Siena era stata salvata da Pandolfo Petrucci ma questi era stato salvato da Luigi XII.
«hora XXII cum dimidia obiit Magnificus vir Pandolfus Petruccius in terra Sancti Quirici cum veniebat ex balneis Sancti Philippi.»
Pandolfo Petrucci fu sepolto a Siena nel convento dell'Osservanza.
Alcuni decenni dopo la repubblica di Siena perderà la sua libertà, il 17 aprile 1555, davanti alle truppe imperiali al comando di Gian Giacomo Medici, il Medeghino: rimarranno solo i sassi del castello di Montalcino a gridare in silenzio:
«...gloria a te Montalcino, onde un senese superstite drappello, ancor quattr’anni oppose alla mitraglia dei tiranni la repubblica sua percossa a morte.»
(Marradi G.)
Discendenza
Pandolfo sposò nel 1482 Eufrasia Martinozzi, la quale morì pochi anni dopo. Nel 1487 ebbe luogo il secondo matrimonio di Pandolfo Petrucci, questa volta con Aurelia Borghesi, figlia del letterato e illustre senese Niccolò Borghesi. Da questo matrimonio nacquero quattro maschi e almeno tre femmine:
Sulpizia (1488-?), sposata a Gismondo Chigi nel 1503
Giulio Cesare (1489-?), morto in età prematura
Francesca (?-?), sposata a Orazio Baglioni nel 1514
Borghese (1490-1526), capo della signoria di Siena dal 1512 al 1515
Porzia (1503-?), sposata a Buoncompagno Agazzari nel 1525
Fabio (1505-1529), capo della signoria di Siena dal 1523 al 1525 e poi governatore di Spoleto
Note
^Francesco Guicciardini, Firenze, 6 marzo 1483 - Arcetri, 22 maggio 1540, fu uomo politico, storico e in diverse occasioni diplomatico. La sua opera più importante e allo stesso tempo più conosciuta è la Storia d'Italia che si aggiunge alle Storie fiorentine, alle Considerazioni sui Discorsi del Machiavelli, e ai Ricordi politici e civili.

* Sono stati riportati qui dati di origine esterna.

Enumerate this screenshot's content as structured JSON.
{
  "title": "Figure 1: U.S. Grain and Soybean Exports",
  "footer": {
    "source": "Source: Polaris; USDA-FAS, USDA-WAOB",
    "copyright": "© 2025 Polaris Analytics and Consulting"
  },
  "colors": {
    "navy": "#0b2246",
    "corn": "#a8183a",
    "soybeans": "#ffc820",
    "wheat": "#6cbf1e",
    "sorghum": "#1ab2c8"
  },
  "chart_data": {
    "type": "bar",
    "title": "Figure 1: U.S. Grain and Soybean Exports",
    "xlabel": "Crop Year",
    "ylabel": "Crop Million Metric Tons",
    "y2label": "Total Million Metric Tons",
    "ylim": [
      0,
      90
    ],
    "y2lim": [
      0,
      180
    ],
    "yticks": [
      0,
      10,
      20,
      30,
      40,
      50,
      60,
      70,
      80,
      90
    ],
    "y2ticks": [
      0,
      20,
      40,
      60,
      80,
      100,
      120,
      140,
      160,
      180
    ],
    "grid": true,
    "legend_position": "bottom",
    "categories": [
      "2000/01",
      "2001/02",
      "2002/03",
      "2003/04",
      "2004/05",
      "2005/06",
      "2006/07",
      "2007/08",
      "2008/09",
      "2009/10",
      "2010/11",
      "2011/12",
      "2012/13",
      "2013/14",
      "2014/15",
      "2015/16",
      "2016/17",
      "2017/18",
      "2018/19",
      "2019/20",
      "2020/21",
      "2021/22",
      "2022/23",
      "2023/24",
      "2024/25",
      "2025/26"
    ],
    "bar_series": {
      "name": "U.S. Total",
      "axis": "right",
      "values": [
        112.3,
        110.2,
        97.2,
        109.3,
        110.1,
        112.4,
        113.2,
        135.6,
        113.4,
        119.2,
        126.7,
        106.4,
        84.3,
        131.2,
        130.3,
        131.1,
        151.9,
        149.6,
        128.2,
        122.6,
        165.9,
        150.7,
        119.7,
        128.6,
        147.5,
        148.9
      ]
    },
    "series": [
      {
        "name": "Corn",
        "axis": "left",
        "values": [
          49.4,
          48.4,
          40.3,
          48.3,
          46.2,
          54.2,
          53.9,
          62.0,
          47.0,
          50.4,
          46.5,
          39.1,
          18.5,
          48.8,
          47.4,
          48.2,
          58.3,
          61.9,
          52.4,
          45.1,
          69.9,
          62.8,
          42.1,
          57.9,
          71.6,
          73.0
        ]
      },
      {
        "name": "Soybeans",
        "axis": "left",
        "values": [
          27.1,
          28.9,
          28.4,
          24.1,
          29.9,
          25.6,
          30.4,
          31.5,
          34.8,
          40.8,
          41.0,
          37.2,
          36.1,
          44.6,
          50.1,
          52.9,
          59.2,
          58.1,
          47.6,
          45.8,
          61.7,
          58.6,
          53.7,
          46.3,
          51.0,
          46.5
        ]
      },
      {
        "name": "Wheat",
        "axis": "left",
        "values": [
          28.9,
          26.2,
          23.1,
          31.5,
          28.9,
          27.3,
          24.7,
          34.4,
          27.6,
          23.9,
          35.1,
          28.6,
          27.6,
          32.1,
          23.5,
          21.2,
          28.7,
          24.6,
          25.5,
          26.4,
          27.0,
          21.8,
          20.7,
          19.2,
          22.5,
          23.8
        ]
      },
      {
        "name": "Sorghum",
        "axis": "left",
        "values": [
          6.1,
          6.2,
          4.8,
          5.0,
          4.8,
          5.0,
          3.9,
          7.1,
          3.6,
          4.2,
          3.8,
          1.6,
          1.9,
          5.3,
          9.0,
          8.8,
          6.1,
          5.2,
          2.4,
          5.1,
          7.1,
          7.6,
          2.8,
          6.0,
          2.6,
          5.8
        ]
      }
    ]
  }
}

^Lucio Bellanti, studioso di astrologia oltre che di medicina, era un esponente dei Noveschi, della corrente più radicale che si contrapponeva a quella più pragmatica del Petrucci. Dopo avere ordito una congiura, fallita, contro quest'ultimo, esiliato il 15 settembre 1456, si rifugiò a Firenze dove fu ucciso in circostanze misteriose nel 1499. Di lui rimane il trattato Defensio astrologiae contra Ioannem Picum Mirandulam. Liber de astrologica veritate et in disputationes Ioannis Pici adversus astrologos responsiones in polemica con Pico della Mirandola.